Hell, even Pablo Escobar knew that if you do a little 'public service', your corrupt and evil organization will be better tolerated and harder to indict. Run a soup kitchen, give away a tiny fraction of the take, smile for the cameras. Pay the right people and threaten the rest and the wheels keep on turning. The church continues to be immeasurably wealthy and powerful while 'the least of these' are used and abused. It makes me feel like throwing up.

The leader of the church, Pope Francis issued a letter yesterday to Catholics around the world condemning the “crime” of priestly sexual abuse and cover-up and demanding accountability.

Francis wrote: “We showed no care for the little ones; we abandoned them.”

That you did.

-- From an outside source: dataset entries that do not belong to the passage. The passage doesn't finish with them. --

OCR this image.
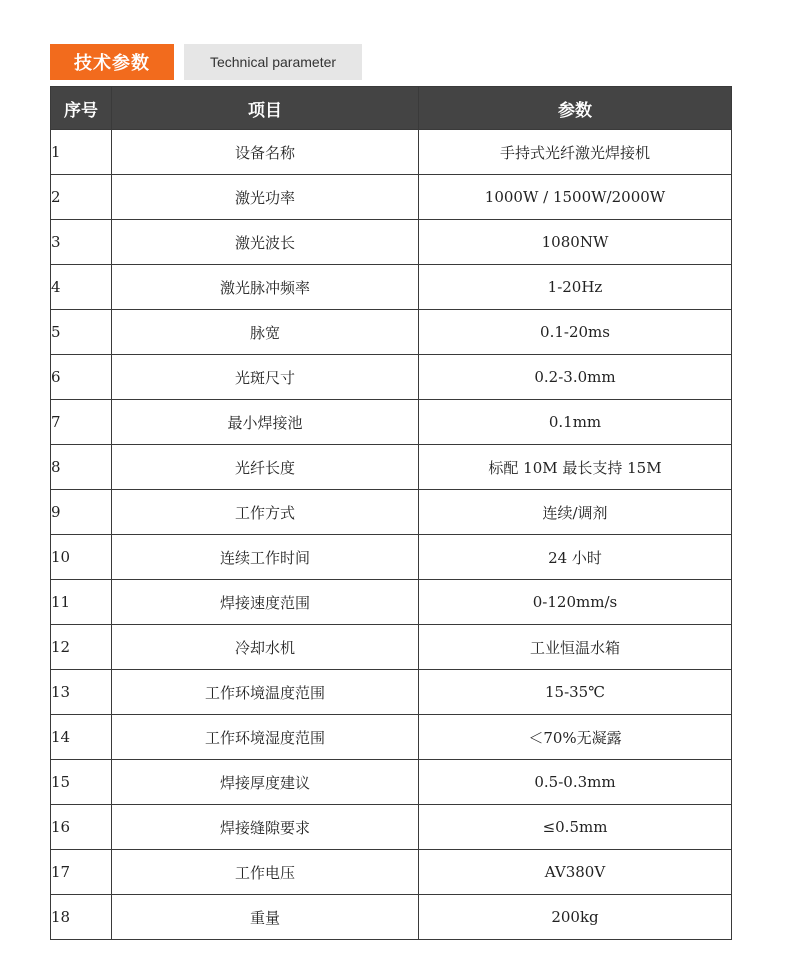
技术参数	Technical parameter
序号	项目	参数
1	设备名称	手持式光纤激光焊接机
2	激光功率	1000W / 1500W/2000W
3	激光波长	1080NW
4	激光脉冲频率	1-20Hz
5	脉宽	0.1-20ms
6	光斑尺寸	0.2-3.0mm
7	最小焊接池	0.1mm
8	光纤长度	标配 10M 最长支持 15M
9	工作方式	连续/调剂
10	连续工作时间	24 小时
11	焊接速度范围	0-120mm/s
12	冷却水机	工业恒温水箱
13	工作环境温度范围	15-35℃
14	工作环境湿度范围	＜70%无凝露
15	焊接厚度建议	0.5-0.3mm
16	焊接缝隙要求	≤0.5mm
17	工作电压	AV380V
18	重量	200kg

Your 'church' has overseen more devastation and horror in the name of your faith over the centuries than any other in history. You demand from your followers that which you yourselves cannot or will not do. You preach chastity, charity and forgiveness while you indulge in sex with children, sit on a misers hoard that can't even be counted and pronounce judgment on anyone who dares to question your authority. How do you look in the mirror and call yourselves men of God? How dare you call yourselves holy? How much evil can you hide? 

A Catholic poet once wrote, "Abandon hope all ye who enter here"

Perhaps your parishioners...particularly the children...should do just that.